格安スマホ・格安SIMを提供する通信会社では、大手の通信会社のような店舗網を構えていないところも多く、そのため、新規契約の手続きはウェブサイトからの申し込みが主流のようです。24時間いつでも自宅から申し込めるのが、格安スマホや格安SIMの利便性の一つと言えるかもしれません。

●悪用された「メリット」

ところが、今回注意喚起された事例では、このメリットが悪用されています。
携帯電話の犯罪利用を防止するため2005年に制定された「携帯電話不正利用防止法」に基づき、携帯電話の契約時には本人確認のために身分証明書を提示しなければなりません。

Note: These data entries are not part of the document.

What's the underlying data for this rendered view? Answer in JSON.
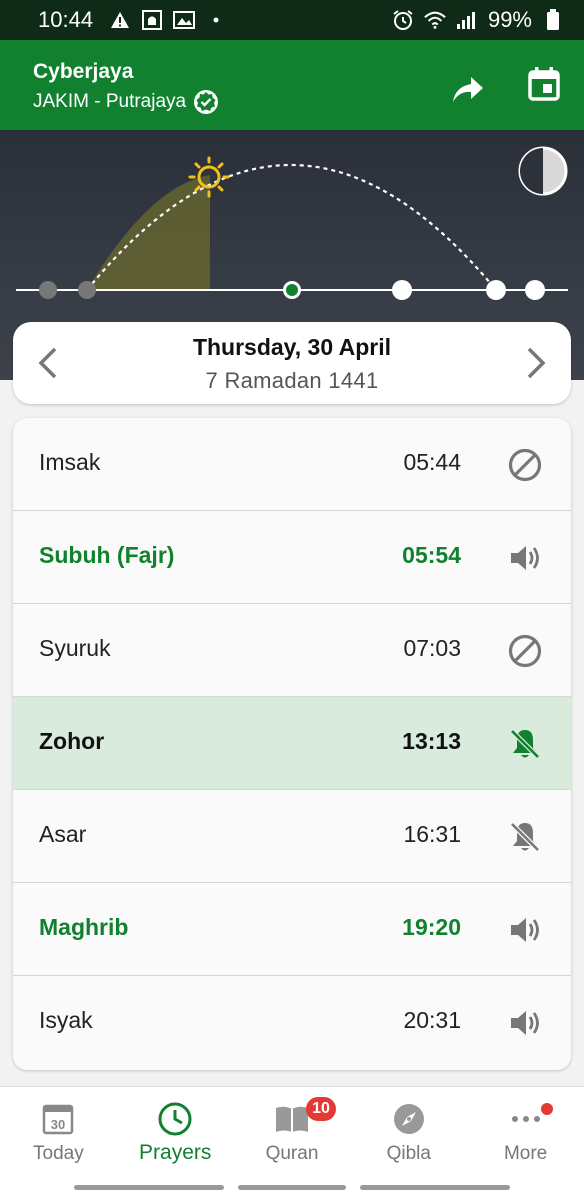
{
  "status_bar": {
    "time": "10:44",
    "battery": "99%"
  },
  "header": {
    "location": "Cyberjaya",
    "zone": "JAKIM - Putrajaya",
    "icons": [
      "verified-icon",
      "share-icon",
      "calendar-icon"
    ]
  },
  "sky_timeline": {
    "sun_progress": 0.41,
    "icons": [
      "sun-icon",
      "moon-phase-icon"
    ]
  },
  "date_card": {
    "gregorian": "Thursday, 30 April",
    "hijri": "7 Ramadan 1441"
  },
  "prayers": [
    {
      "name": "Imsak",
      "time": "05:44",
      "alert_icon": "disabled-icon",
      "highlight": "none"
    },
    {
      "name": "Subuh (Fajr)",
      "time": "05:54",
      "alert_icon": "volume-icon",
      "highlight": "green"
    },
    {
      "name": "Syuruk",
      "time": "07:03",
      "alert_icon": "disabled-icon",
      "highlight": "none"
    },
    {
      "name": "Zohor",
      "time": "13:13",
      "alert_icon": "bell-off-icon",
      "highlight": "current"
    },
    {
      "name": "Asar",
      "time": "16:31",
      "alert_icon": "bell-off-icon",
      "highlight": "none"
    },
    {
      "name": "Maghrib",
      "time": "19:20",
      "alert_icon": "volume-icon",
      "highlight": "green"
    },
    {
      "name": "Isyak",
      "time": "20:31",
      "alert_icon": "volume-icon",
      "highlight": "none"
    }
  ],
  "bottom_nav": {
    "items": [
      {
        "label": "Today",
        "icon": "calendar-day-icon",
        "icon_text": "30"
      },
      {
        "label": "Prayers",
        "icon": "clock-icon",
        "active": true
      },
      {
        "label": "Quran",
        "icon": "book-icon",
        "badge": "10"
      },
      {
        "label": "Qibla",
        "icon": "compass-icon"
      },
      {
        "label": "More",
        "icon": "more-dots-icon"
      }
    ]
  },
  "colors": {
    "primary": "#11802f",
    "status_bar": "#0f2a16",
    "current_row": "#d8ebdd",
    "badge": "#e53935",
    "sun": "#f2c21b"
  }
}
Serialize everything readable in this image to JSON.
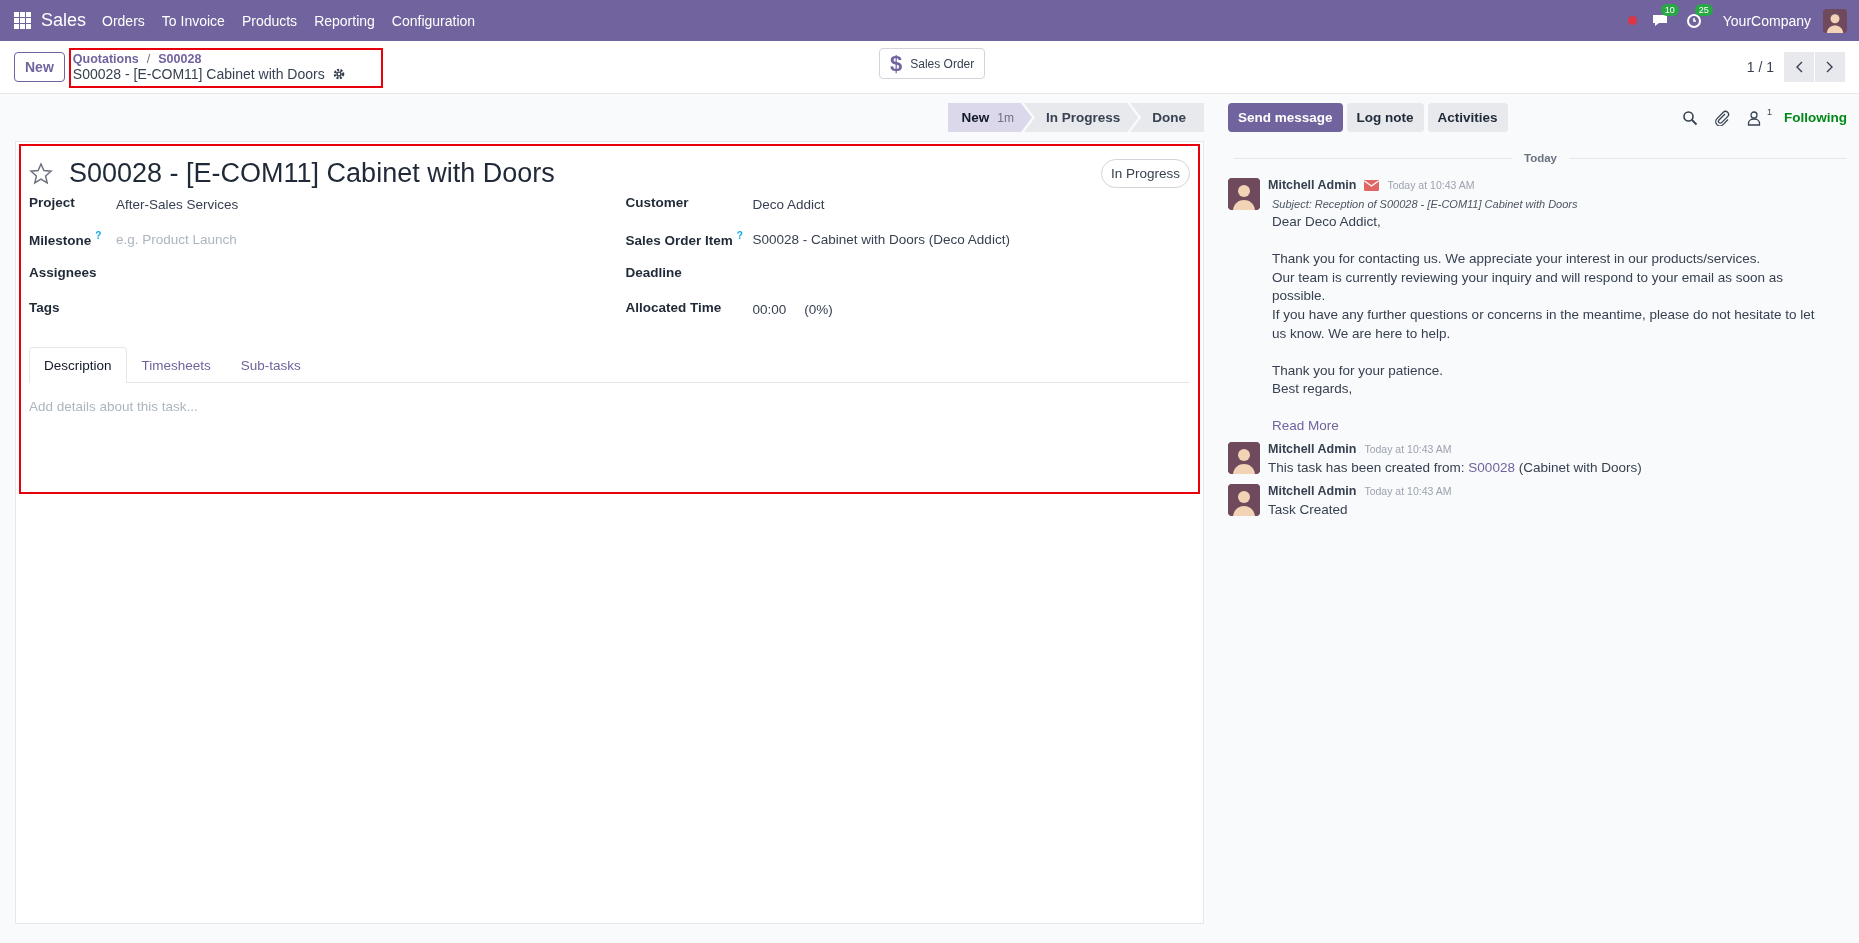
{
  "navbar": {
    "app": "Sales",
    "menu": [
      "Orders",
      "To Invoice",
      "Products",
      "Reporting",
      "Configuration"
    ],
    "messages_count": "10",
    "activities_count": "25",
    "company": "YourCompany"
  },
  "control_panel": {
    "new_button": "New",
    "breadcrumbs": [
      "Quotations",
      "S00028"
    ],
    "breadcrumb_separator": "/",
    "record_title": "S00028 - [E-COM11] Cabinet with Doors",
    "smart_button": {
      "icon": "$",
      "label": "Sales Order"
    },
    "pager": "1 / 1"
  },
  "statusbar": [
    {
      "label": "New",
      "duration": "1m",
      "selected": true
    },
    {
      "label": "In Progress",
      "selected": false
    },
    {
      "label": "Done",
      "selected": false
    }
  ],
  "form": {
    "starred": false,
    "title": "S00028 - [E-COM11] Cabinet with Doors",
    "stage_badge": "In Progress",
    "left_fields": [
      {
        "label": "Project",
        "value": "After-Sales Services"
      },
      {
        "label": "Milestone",
        "help": "?",
        "placeholder": "e.g. Product Launch"
      },
      {
        "label": "Assignees"
      },
      {
        "label": "Tags"
      }
    ],
    "right_fields": [
      {
        "label": "Customer",
        "value": "Deco Addict"
      },
      {
        "label": "Sales Order Item",
        "help": "?",
        "value": "S00028 - Cabinet with Doors (Deco Addict)"
      },
      {
        "label": "Deadline"
      },
      {
        "label": "Allocated Time",
        "value": "00:00",
        "extra": "(0%)"
      }
    ],
    "tabs": [
      {
        "label": "Description",
        "selected": true
      },
      {
        "label": "Timesheets",
        "selected": false
      },
      {
        "label": "Sub-tasks",
        "selected": false
      }
    ],
    "description_placeholder": "Add details about this task..."
  },
  "chatter": {
    "buttons": [
      {
        "label": "Send message",
        "selected": true
      },
      {
        "label": "Log note",
        "selected": false
      },
      {
        "label": "Activities",
        "selected": false
      }
    ],
    "followers_count": "1",
    "follow_label": "Following",
    "date_separator": "Today",
    "messages": [
      {
        "author": "Mitchell Admin",
        "via_email": true,
        "time": "Today at 10:43 AM",
        "subject": "Subject: Reception of S00028 - [E-COM11] Cabinet with Doors",
        "paragraphs": [
          [
            "Dear Deco Addict,"
          ],
          [
            "Thank you for contacting us. We appreciate your interest in our products/services.",
            "Our team is currently reviewing your inquiry and will respond to your email as soon as possible.",
            "If you have any further questions or concerns in the meantime, please do not hesitate to let us know. We are here to help."
          ],
          [
            "Thank you for your patience.",
            "Best regards,"
          ]
        ],
        "read_more": "Read More"
      },
      {
        "author": "Mitchell Admin",
        "via_email": false,
        "time": "Today at 10:43 AM",
        "text": "This task has been created from:",
        "link": "S00028",
        "text_after": "(Cabinet with Doors)"
      },
      {
        "author": "Mitchell Admin",
        "via_email": false,
        "time": "Today at 10:43 AM",
        "text": "Task Created"
      }
    ]
  }
}
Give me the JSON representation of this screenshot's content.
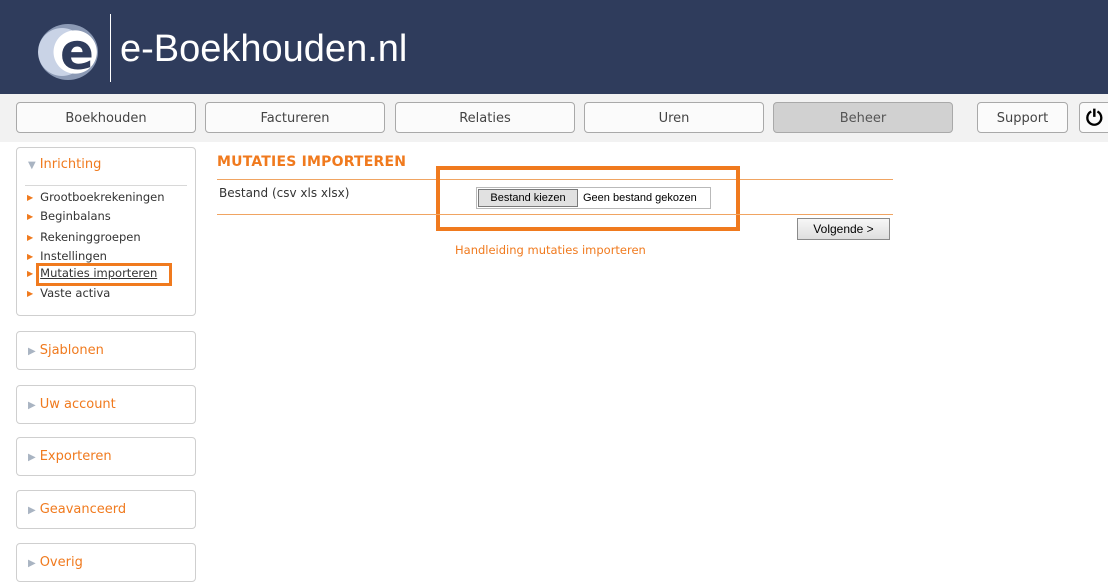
{
  "header": {
    "brand": "e-Boekhouden.nl",
    "logo_letter": "e"
  },
  "nav": {
    "items": [
      "Boekhouden",
      "Factureren",
      "Relaties",
      "Uren",
      "Beheer"
    ],
    "active": "Beheer",
    "support": "Support",
    "power_icon": "power-icon"
  },
  "sidebar": {
    "inrichting": {
      "title": "Inrichting",
      "items": [
        "Grootboekrekeningen",
        "Beginbalans",
        "Rekeninggroepen",
        "Instellingen",
        "Mutaties importeren",
        "Vaste activa"
      ],
      "active": "Mutaties importeren"
    },
    "sections": [
      "Sjablonen",
      "Uw account",
      "Exporteren",
      "Geavanceerd",
      "Overig"
    ]
  },
  "main": {
    "title": "MUTATIES IMPORTEREN",
    "file_label": "Bestand (csv xls xlsx)",
    "file_button": "Bestand kiezen",
    "file_status": "Geen bestand gekozen",
    "next_button": "Volgende >",
    "manual_link": "Handleiding mutaties importeren"
  },
  "colors": {
    "header_bg": "#2f3c5c",
    "accent": "#f07a1e"
  }
}
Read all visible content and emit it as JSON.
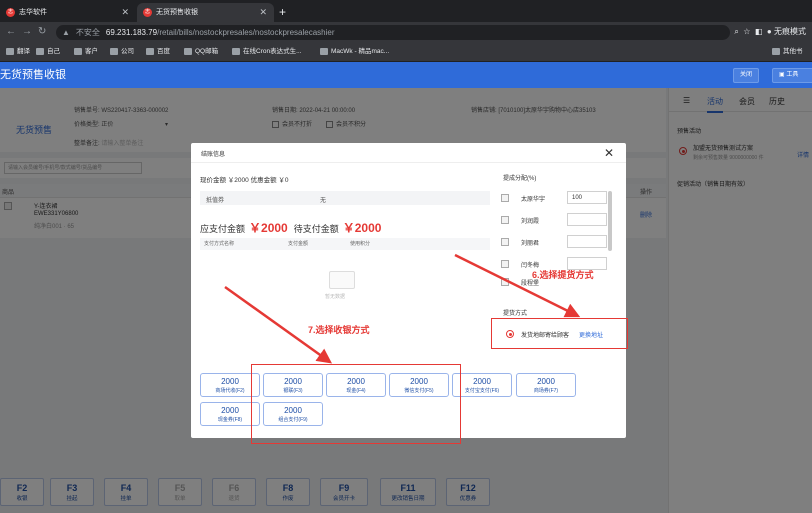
{
  "browser": {
    "tabs": [
      {
        "label": "志华软件",
        "icon": "logo-icon"
      },
      {
        "label": "无货预售收银",
        "icon": "logo-icon"
      }
    ],
    "address_warning": "不安全",
    "address_host": "69.231.183.79",
    "address_path": "/retail/bills/nostockpresales/nostockpresalecashier",
    "profile": "无痕模式",
    "bookmarks": [
      "翻译",
      "自己",
      "客户",
      "公司",
      "百度",
      "QQ邮箱",
      "在线Cron表达式生...",
      "MacWk - 精品mac..."
    ],
    "other_bookmarks": "其他书"
  },
  "app": {
    "title": "无货预售收银",
    "close_btn": "关闭",
    "tools_btn": "工具",
    "section_title": "无货预售",
    "fields": {
      "order_no_label": "销售单号:",
      "order_no": "WS220417-3363-000002",
      "price_type_label": "价格类型:",
      "price_type": "正价",
      "remark_label": "整单备注:",
      "remark_placeholder": "请输入整单备注",
      "sale_date_label": "销售日期:",
      "sale_date": "2022-04-21 00:00:00",
      "no_print": "会员不打折",
      "no_points": "会员不积分",
      "store_label": "销售店铺:",
      "store": "[7010100]太原华宇购物中心店35103"
    },
    "search_placeholder": "请输入会员编号/手机号/款式编号/货品编号",
    "table_head_goods": "商品",
    "table_head_op": "操作",
    "row": {
      "name": "Y-连衣裙",
      "code": "EWE331Y06800",
      "sku": "纯净白001 · 65",
      "op": "删除"
    }
  },
  "sidebar": {
    "tabs": [
      "活动",
      "会员",
      "历史"
    ],
    "presale_title": "预售活动",
    "activity_name": "加盟无货预售测试方案",
    "activity_sub": "剩余可预售数量 9000000000 件",
    "detail_link": "详情",
    "promo_title": "促销活动（销售日期有效）"
  },
  "fkeys": [
    {
      "key": "F2",
      "label": "收银",
      "enabled": true
    },
    {
      "key": "F3",
      "label": "挂起",
      "enabled": true
    },
    {
      "key": "F4",
      "label": "挂单",
      "enabled": true
    },
    {
      "key": "F5",
      "label": "取单",
      "enabled": false
    },
    {
      "key": "F6",
      "label": "退货",
      "enabled": false
    },
    {
      "key": "F8",
      "label": "作废",
      "enabled": true
    },
    {
      "key": "F9",
      "label": "会员开卡",
      "enabled": true
    },
    {
      "key": "F11",
      "label": "更改销售日期",
      "enabled": true
    },
    {
      "key": "F12",
      "label": "优惠券",
      "enabled": true
    }
  ],
  "modal": {
    "title": "结账信息",
    "summary": "现价金额 ￥2000  优惠金额 ￥0",
    "voucher_label": "抵值券",
    "voucher_value": "无",
    "due_label": "应支付金额",
    "due_value": "￥2000",
    "pending_label": "待支付金额",
    "pending_value": "￥2000",
    "pay_table_cols": [
      "支付方式名称",
      "支付金额",
      "使用积分"
    ],
    "empty_text": "暂无数据",
    "pay_methods": [
      {
        "amount": "2000",
        "name": "商场代收(F2)"
      },
      {
        "amount": "2000",
        "name": "银联(F3)"
      },
      {
        "amount": "2000",
        "name": "现金(F4)"
      },
      {
        "amount": "2000",
        "name": "微信支付(F5)"
      },
      {
        "amount": "2000",
        "name": "支付宝支付(F6)"
      },
      {
        "amount": "2000",
        "name": "商场券(F7)"
      },
      {
        "amount": "2000",
        "name": "现金券(F8)"
      },
      {
        "amount": "2000",
        "name": "组合支付(F9)"
      }
    ],
    "commission_title": "提成分配(%)",
    "commission": [
      {
        "name": "太原华宇",
        "value": "100"
      },
      {
        "name": "刘润霞",
        "value": ""
      },
      {
        "name": "刘丽君",
        "value": ""
      },
      {
        "name": "闫冬梅",
        "value": ""
      },
      {
        "name": "段程堡",
        "value": ""
      }
    ],
    "delivery_title": "提货方式",
    "delivery_option": "发货地邮寄给顾客",
    "change_address": "更换地址"
  },
  "annotations": {
    "step6": "6.选择提货方式",
    "step7": "7.选择收银方式"
  },
  "colors": {
    "accent": "#2f6bd9",
    "price": "#e53935",
    "annotation": "#e53935"
  }
}
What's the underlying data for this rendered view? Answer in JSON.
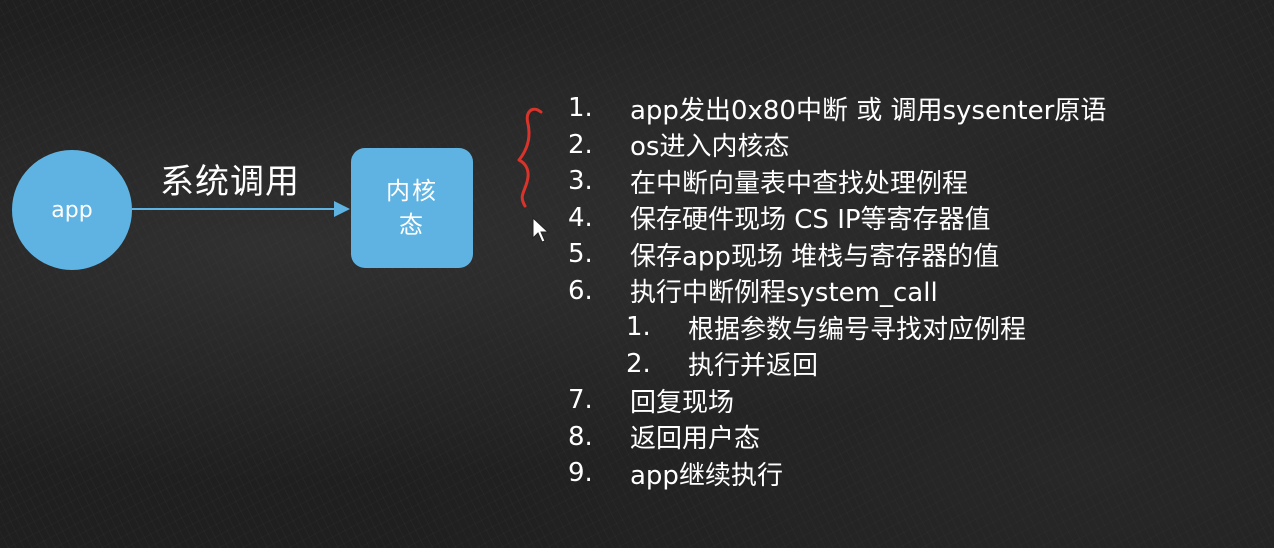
{
  "diagram": {
    "nodes": {
      "app": {
        "label": "app"
      },
      "kernel": {
        "label": "内核态"
      }
    },
    "edge": {
      "from": "app",
      "to": "kernel",
      "label": "系统调用"
    }
  },
  "steps": [
    {
      "num": "1.",
      "text": "app发出0x80中断 或 调用sysenter原语",
      "level": 0
    },
    {
      "num": "2.",
      "text": "os进入内核态",
      "level": 0
    },
    {
      "num": "3.",
      "text": "在中断向量表中查找处理例程",
      "level": 0
    },
    {
      "num": "4.",
      "text": "保存硬件现场 CS IP等寄存器值",
      "level": 0
    },
    {
      "num": "5.",
      "text": "保存app现场 堆栈与寄存器的值",
      "level": 0
    },
    {
      "num": "6.",
      "text": "执行中断例程system_call",
      "level": 0
    },
    {
      "num": "1.",
      "text": "根据参数与编号寻找对应例程",
      "level": 1
    },
    {
      "num": "2.",
      "text": "执行并返回",
      "level": 1
    },
    {
      "num": "7.",
      "text": "回复现场",
      "level": 0
    },
    {
      "num": "8.",
      "text": "返回用户态",
      "level": 0
    },
    {
      "num": "9.",
      "text": "app继续执行",
      "level": 0
    }
  ],
  "colors": {
    "node_fill": "#5eb3e2",
    "text": "#ffffff",
    "background": "#1f1f1f",
    "annotation": "#d9342b"
  }
}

格安スマホや格安SIMも同様で、オンラインで契約を申し込む場合、申し込み専用のフォームに個人情報を入力し、最後にデジタルカメラやスマホで撮影した身分証明書の画像をアップロードする流れとなります。オンラインから格安スマホや格安SIMの契約を申し込む場合には、身分証明書の画像さえ手に入れば、別人になりすまして契約ができてしまいます。

オンラインで申し込んだ場合、端末やSIMカードの送付先は契約時の住所に限られます。例えば、格安SIMサービスの「U-mobile」を提供するU-NEXTでは、「本人確認書類で証明された住所以外に(SIMカードや端末を)届けないことで、悪用を防ぐ」ため、送付先を契約時の住所に限定している、ということです。
こうした対応が、格安スマホや格安SIMの不正入手を試みる上で、最大かつ最後の障壁となっています。

しかし、「荷物転送のアルバイト」を装うことで、この壁も崩されてしまいました。
通信会社からの荷物を転送するように指示すれば、格安スマホや格安SIMの入った荷物を、そうとは知られずに別の住所へ送ることができるのです。
 
●「知らずに契約していた」格安スマホが犯罪に使われる可能性も

国民生活センターによれば、不正に契約された格安スマホや格安SIMは、犯罪に使用される可能性がある、といいます。
こうした事態を受けて、通信会社側も対策に乗り出しています。